Still ruffled from his encounter with the cabdriver, Borghini entered and set his bag down on the freshly polished wood floors. Noting the drowsy, unattended look of the place, the colonel was not greatly encouraged. He was pleasantly surprised, however, to find that the dozing clerk, once roused, not only had a record of his reservation in the name of one Gaudio Favese but had already taken the liberty of opening and airing the room to make it ready for his visit.

Ushered upstairs (there was no elevator) by a squat, burly figure whose bowed legs suggested that he’d spent more than his share of years negotiating slippery decks in storm-tossed seas, Borghini found the lodging as well as its out-of-the-way location increasingly to his taste.

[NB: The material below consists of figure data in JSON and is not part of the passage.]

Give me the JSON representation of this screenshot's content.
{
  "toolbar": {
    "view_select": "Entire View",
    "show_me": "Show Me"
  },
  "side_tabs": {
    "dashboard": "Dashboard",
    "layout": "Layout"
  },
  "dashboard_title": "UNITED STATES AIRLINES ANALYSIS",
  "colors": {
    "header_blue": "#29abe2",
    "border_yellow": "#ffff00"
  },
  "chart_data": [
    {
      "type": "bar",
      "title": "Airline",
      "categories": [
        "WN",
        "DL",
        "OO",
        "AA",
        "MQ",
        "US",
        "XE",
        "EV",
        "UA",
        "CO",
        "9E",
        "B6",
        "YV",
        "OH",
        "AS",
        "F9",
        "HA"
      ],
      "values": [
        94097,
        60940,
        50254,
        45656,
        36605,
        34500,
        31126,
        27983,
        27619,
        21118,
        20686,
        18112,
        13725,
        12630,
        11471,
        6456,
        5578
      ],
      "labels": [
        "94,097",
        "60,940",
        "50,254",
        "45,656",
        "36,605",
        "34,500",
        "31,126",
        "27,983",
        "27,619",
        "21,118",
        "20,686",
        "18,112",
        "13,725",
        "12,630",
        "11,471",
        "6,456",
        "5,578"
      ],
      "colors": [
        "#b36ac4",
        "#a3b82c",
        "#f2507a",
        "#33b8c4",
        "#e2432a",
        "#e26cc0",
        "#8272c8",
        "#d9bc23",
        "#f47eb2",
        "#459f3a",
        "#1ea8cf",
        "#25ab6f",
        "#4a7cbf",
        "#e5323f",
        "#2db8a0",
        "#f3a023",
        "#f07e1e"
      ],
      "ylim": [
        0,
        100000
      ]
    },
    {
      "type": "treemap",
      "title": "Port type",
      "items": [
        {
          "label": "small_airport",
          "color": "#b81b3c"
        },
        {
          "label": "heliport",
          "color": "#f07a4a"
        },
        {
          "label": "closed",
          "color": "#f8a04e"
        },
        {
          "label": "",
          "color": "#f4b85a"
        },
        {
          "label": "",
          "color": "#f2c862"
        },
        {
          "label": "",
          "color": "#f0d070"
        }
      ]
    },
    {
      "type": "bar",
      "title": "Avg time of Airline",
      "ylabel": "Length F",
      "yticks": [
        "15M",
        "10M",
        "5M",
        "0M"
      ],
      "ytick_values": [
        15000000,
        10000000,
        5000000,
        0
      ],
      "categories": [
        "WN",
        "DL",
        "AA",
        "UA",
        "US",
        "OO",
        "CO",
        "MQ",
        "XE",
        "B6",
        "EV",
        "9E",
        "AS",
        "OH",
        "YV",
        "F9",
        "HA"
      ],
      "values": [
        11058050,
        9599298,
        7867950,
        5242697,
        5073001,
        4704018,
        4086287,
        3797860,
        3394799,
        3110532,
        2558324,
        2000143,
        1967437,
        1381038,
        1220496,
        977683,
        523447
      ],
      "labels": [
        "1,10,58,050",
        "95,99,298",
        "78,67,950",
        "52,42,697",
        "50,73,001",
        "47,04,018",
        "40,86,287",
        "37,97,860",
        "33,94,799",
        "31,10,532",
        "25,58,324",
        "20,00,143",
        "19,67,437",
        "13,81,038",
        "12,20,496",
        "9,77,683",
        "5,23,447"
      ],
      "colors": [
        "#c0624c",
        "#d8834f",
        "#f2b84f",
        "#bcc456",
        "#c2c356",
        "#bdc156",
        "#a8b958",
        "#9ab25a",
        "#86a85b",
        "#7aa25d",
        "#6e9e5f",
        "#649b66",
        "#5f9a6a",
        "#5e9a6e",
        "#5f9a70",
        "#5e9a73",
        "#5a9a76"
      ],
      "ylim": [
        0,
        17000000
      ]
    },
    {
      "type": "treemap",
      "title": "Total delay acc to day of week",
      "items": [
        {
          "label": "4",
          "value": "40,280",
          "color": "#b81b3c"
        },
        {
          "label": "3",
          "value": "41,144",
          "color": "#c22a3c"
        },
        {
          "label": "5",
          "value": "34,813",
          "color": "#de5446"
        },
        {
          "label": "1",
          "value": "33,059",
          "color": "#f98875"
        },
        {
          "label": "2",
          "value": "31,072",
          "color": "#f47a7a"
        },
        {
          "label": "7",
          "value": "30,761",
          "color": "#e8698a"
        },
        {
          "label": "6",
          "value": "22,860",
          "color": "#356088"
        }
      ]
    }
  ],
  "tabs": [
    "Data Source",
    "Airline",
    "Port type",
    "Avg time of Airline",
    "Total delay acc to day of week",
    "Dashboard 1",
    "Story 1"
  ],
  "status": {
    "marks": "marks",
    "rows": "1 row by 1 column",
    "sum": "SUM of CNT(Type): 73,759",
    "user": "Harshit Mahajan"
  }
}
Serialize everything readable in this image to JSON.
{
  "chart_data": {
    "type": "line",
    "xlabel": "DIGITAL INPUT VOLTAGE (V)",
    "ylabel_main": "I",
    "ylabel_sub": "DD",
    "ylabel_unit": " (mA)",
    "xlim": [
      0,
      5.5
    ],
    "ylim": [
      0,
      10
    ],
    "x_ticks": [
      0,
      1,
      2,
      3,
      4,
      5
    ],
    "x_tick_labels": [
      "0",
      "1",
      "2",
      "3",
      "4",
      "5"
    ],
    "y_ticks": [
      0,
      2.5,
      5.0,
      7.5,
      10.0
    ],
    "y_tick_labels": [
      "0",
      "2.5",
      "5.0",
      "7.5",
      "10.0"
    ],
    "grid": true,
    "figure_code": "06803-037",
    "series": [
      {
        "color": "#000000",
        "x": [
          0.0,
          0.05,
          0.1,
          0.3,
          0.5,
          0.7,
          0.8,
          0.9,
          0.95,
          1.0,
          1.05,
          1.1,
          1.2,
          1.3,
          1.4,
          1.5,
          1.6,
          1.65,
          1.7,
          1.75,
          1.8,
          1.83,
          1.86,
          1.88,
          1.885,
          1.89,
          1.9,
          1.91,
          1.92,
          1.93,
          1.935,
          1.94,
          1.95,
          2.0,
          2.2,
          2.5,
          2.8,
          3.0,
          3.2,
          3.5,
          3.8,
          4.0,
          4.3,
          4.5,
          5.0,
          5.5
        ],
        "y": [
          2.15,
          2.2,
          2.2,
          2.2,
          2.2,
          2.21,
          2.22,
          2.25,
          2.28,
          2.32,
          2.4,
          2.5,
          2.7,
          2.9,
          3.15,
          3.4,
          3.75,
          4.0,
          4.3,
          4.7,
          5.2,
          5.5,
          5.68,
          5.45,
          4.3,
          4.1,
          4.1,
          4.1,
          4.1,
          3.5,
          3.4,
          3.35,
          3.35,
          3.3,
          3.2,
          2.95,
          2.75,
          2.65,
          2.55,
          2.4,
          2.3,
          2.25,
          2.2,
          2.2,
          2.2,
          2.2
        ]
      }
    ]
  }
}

On first arriving, he had the impression from the virtually empty lobby that the place was vacant. But by 6:00 P.M. the same lobby overflowed with lodgers and permanent residents come down to chat, smoke, quaff a mug of ale before the little combination breakfast-dining room in the rear opened at 7:00 P.M. for dinner.

Amid this odd assembly, the colonel felt slightly out of place. He began to feel more comfortable, however, when he saw that no one bothered to approach him with an eye toward companionship or small talk.

It could have been a page out of Conrad—a public room in Limehouse at the turn of the century; the noisy, boisterous fellowship of merchant seamen out for a few hours of relaxation. Swedes, Kanaks, Filipinos, dour Finns, and burly lascars, all of them carousing at the long plank tables, pewter mugs of ale and steamy plates of stew heaped up before them. Afterward, following the coffee and cobblers, pipes and cigarillos were lit. Shortly, smoke coiled upward like serpents intertwining in the chain-hung pewter candelabra overhead.

With a bit of supper and a cognac under his belt, Borghini began to let himself relax. He even struck up a conversation with a paunchy Dutchman who spoke a guttural but passable Italian. He was at the Harbor Rest, he said, while his ship, a freighter of Panamanian registry, took on cargo. In the morning, they were bound for Lagos and the west coast of Africa.

Later, upstairs in his room, in pajamas and seated on his bed, Borghini removed from his bag a set of sharp krislike knives of the type Used at the Quattrocento galleries for cutting canvas and mat. A wig of sandy-colored hair hung on the bedpost. A short time after, windows open, foghorns booming far out across the Verazzano Straits, he fell asleep while reading a fairly long article in
The New York Times.
It was a preview of the glittery opening to take place the following night at the Metropolitan.

It was a rare day that found Manship home by 6:00 P.M. Passing through the front door of number 5 East Eighty-fifth, he stepped into the narrow hallway. A single lamp glowed faintly on the telephone table and several messages were propped up against the rotary dial. The first was from Mrs. McCooch, who’d already left for the weekend, informing him that he’d had a long distance call from Italy—a Mr. Foa. (She apologized for the spelling of the name, despite the fact she’d had it perfectly correct.) She went on to explain that Mr. Foa and she had had a cordial conversation in which no information of any special note was passed.